Targeting Stem Cells to Prevent Tumor Recurrence (Dr. Tomas Garzon-Muvdi):
Glioblastoma is a very aggressive tumor, resistant to chemotherapy and radiation. Additionally, glioblastoma cells can migrate to the healthy brain, as well as return following an otherwise successful resection. And they are notoriously resistant to current therapies. Emory is working on ways to decrease glioblastoma cell invasion into the healthy brain, as well as finding ways to target the stem cell population in an effort to prevent origination, recurrence and therapy resistance. Emory’s novel research indicates that a particular protein implicated in other organ cancers has decreased expression in brain tumor stem cells. By targeting this protein and overexpressing it, researchers hope to kill those deadly stem cells.
Microsensors to Distinguish Healthy Brain Tissue from Tumors (Dr. Kimberly Hoang):
Distinguishing between healthy brain tissue and abnormal lesions is challenging for even the most experienced neurosurgeons. They currently must rely on contrast dye to visualize brain matter, which is not only subjective, but complicated by tumors that are dye resistant. Furthermore, because brain tissue is responsible for so many delicate functions, it is difficult to take margins when extracting a tumor and difficult to know in real-time exactly what to remove and what to remain intact. Emory’s team is in the process of developing microsensors to quantitatively distinguish healthy tissue from tumors, making neurosurgery safer and more effective. In partnership with Georgia Tech, Emory’s research team is working to develop a flexible arm that can replace the linear tools that are so limiting.

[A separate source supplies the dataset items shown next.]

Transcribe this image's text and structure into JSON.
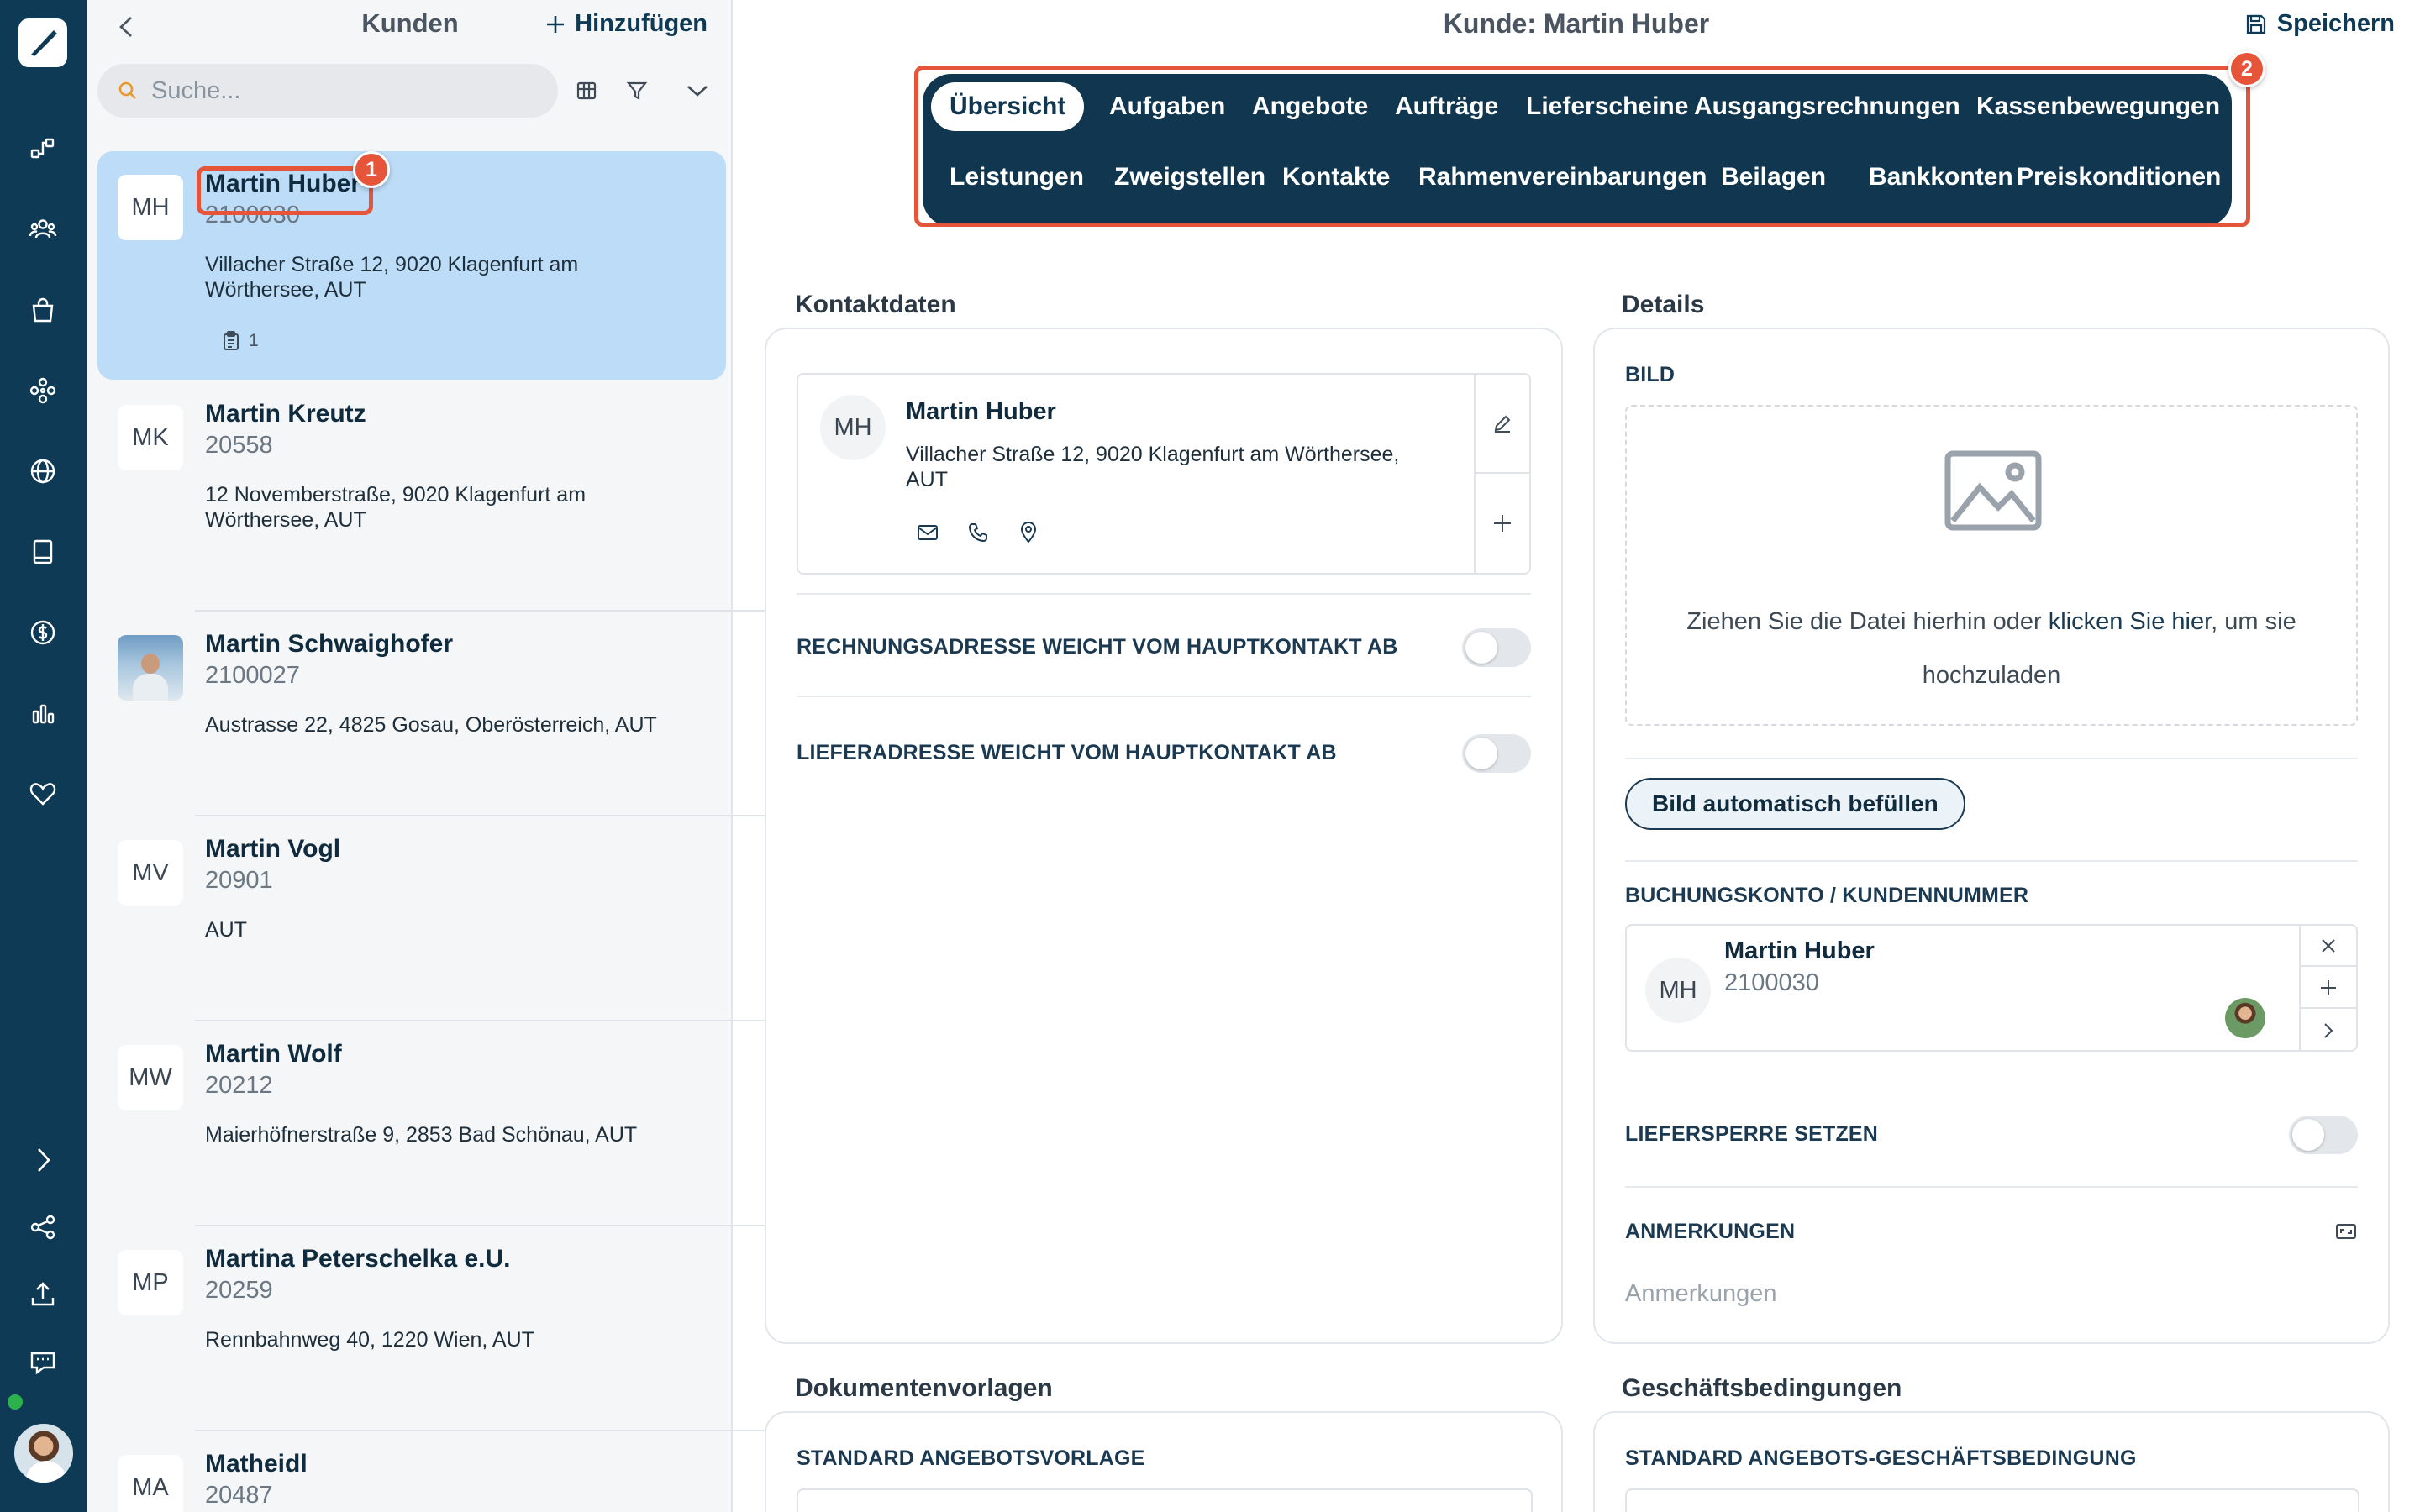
{
  "nav_rail": {
    "items": [
      {
        "icon": "flow-icon"
      },
      {
        "icon": "users-icon"
      },
      {
        "icon": "shopping-bag-icon"
      },
      {
        "icon": "modules-icon"
      },
      {
        "icon": "globe-icon"
      },
      {
        "icon": "book-icon"
      },
      {
        "icon": "dollar-icon"
      },
      {
        "icon": "bar-chart-icon"
      },
      {
        "icon": "heart-icon"
      }
    ],
    "bottom_items": [
      {
        "icon": "chevron-right-icon"
      },
      {
        "icon": "share-icon"
      },
      {
        "icon": "upload-icon"
      },
      {
        "icon": "chat-icon"
      }
    ]
  },
  "list_panel": {
    "title": "Kunden",
    "add_label": "Hinzufügen",
    "search_placeholder": "Suche...",
    "customers": [
      {
        "initials": "MH",
        "name": "Martin Huber",
        "number": "2100030",
        "address": "Villacher Straße 12, 9020 Klagenfurt am Wörthersee, AUT",
        "doc_count": "1",
        "selected": true
      },
      {
        "initials": "MK",
        "name": "Martin Kreutz",
        "number": "20558",
        "address": "12 Novemberstraße, 9020 Klagenfurt am Wörthersee, AUT"
      },
      {
        "initials": "",
        "name": "Martin Schwaighofer",
        "number": "2100027",
        "address": "Austrasse 22, 4825 Gosau, Oberösterreich, AUT",
        "photo": true
      },
      {
        "initials": "MV",
        "name": "Martin Vogl",
        "number": "20901",
        "address": "AUT"
      },
      {
        "initials": "MW",
        "name": "Martin Wolf",
        "number": "20212",
        "address": "Maierhöfnerstraße 9, 2853 Bad Schönau, AUT"
      },
      {
        "initials": "MP",
        "name": "Martina Peterschelka e.U.",
        "number": "20259",
        "address": "Rennbahnweg 40, 1220 Wien, AUT"
      },
      {
        "initials": "MA",
        "name": "Matheidl",
        "number": "20487",
        "address": ""
      }
    ]
  },
  "callouts": [
    "1",
    "2"
  ],
  "main": {
    "title": "Kunde: Martin Huber",
    "save_label": "Speichern",
    "tabs_row1": [
      "Übersicht",
      "Aufgaben",
      "Angebote",
      "Aufträge",
      "Lieferscheine",
      "Ausgangsrechnungen",
      "Kassenbewegungen"
    ],
    "tabs_row2": [
      "Leistungen",
      "Zweigstellen",
      "Kontakte",
      "Rahmenvereinbarungen",
      "Beilagen",
      "Bankkonten",
      "Preiskonditionen"
    ],
    "active_tab": "Übersicht",
    "contact_section": {
      "title": "Kontaktdaten",
      "initials": "MH",
      "name": "Martin Huber",
      "address": "Villacher Straße 12, 9020 Klagenfurt am Wörthersee, AUT",
      "billing_toggle_label": "RECHNUNGSADRESSE WEICHT VOM HAUPTKONTAKT AB",
      "billing_toggle_on": false,
      "delivery_toggle_label": "LIEFERADRESSE WEICHT VOM HAUPTKONTAKT AB",
      "delivery_toggle_on": false
    },
    "details_section": {
      "title": "Details",
      "image_label": "BILD",
      "drop_text_before": "Ziehen Sie die Datei hierhin oder ",
      "drop_link": "klicken Sie hier",
      "drop_text_after": ", um sie hochzuladen",
      "autofill_button": "Bild automatisch befüllen",
      "account_label": "BUCHUNGSKONTO / KUNDENNUMMER",
      "account_initials": "MH",
      "account_name": "Martin Huber",
      "account_number": "2100030",
      "delivery_block_label": "LIEFERSPERRE SETZEN",
      "delivery_block_on": false,
      "notes_label": "ANMERKUNGEN",
      "notes_placeholder": "Anmerkungen"
    },
    "templates_section": {
      "title": "Dokumentenvorlagen",
      "field_label": "STANDARD ANGEBOTSVORLAGE"
    },
    "terms_section": {
      "title": "Geschäftsbedingungen",
      "field_label": "STANDARD ANGEBOTS-GESCHÄFTSBEDINGUNG"
    }
  },
  "colors": {
    "rail": "#0f3a55",
    "tabs_bg": "#10374f",
    "selected_item": "#bcdcf7",
    "callout": "#e6553a"
  }
}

Alterative Treatment Options for Diffuse Intrinsic Pontine Gliomas (Dr. Kimberly Hoang):
Approximately 20% of all pediatric brain tumors are Diffuse Intrinsic Pontine Gliomas (DIPG), a deadly form of pediatric brain cancer that occurs in the pons, the part of the brainstem that links the brain to the spinal cord. These tumors (Elleanor’s original diagnosis) usually develop in children when they are 5-7 years old. There are no viable treatment options, and due to the highly sensitive nature of the brainstem, most are never biopsied since severe neurological complications are likely. As these tumors are typically inoperable, there is a need for alternative treatment approaches, including direct delivery of chemotherapeutic agents into the masses. Effective therapy research for these aggressive brain tumors is crippled by the absence of a good large animal model in which surgical approaches can be refined. Emory has developed the first pig model to support research for DIPG interventional approaches. There is now an opportunity to develop a more advanced method of neurosurgical navigation, and Philanthropy would enable Emory to evaluate the efficacy of new proposed therapeutic strategies.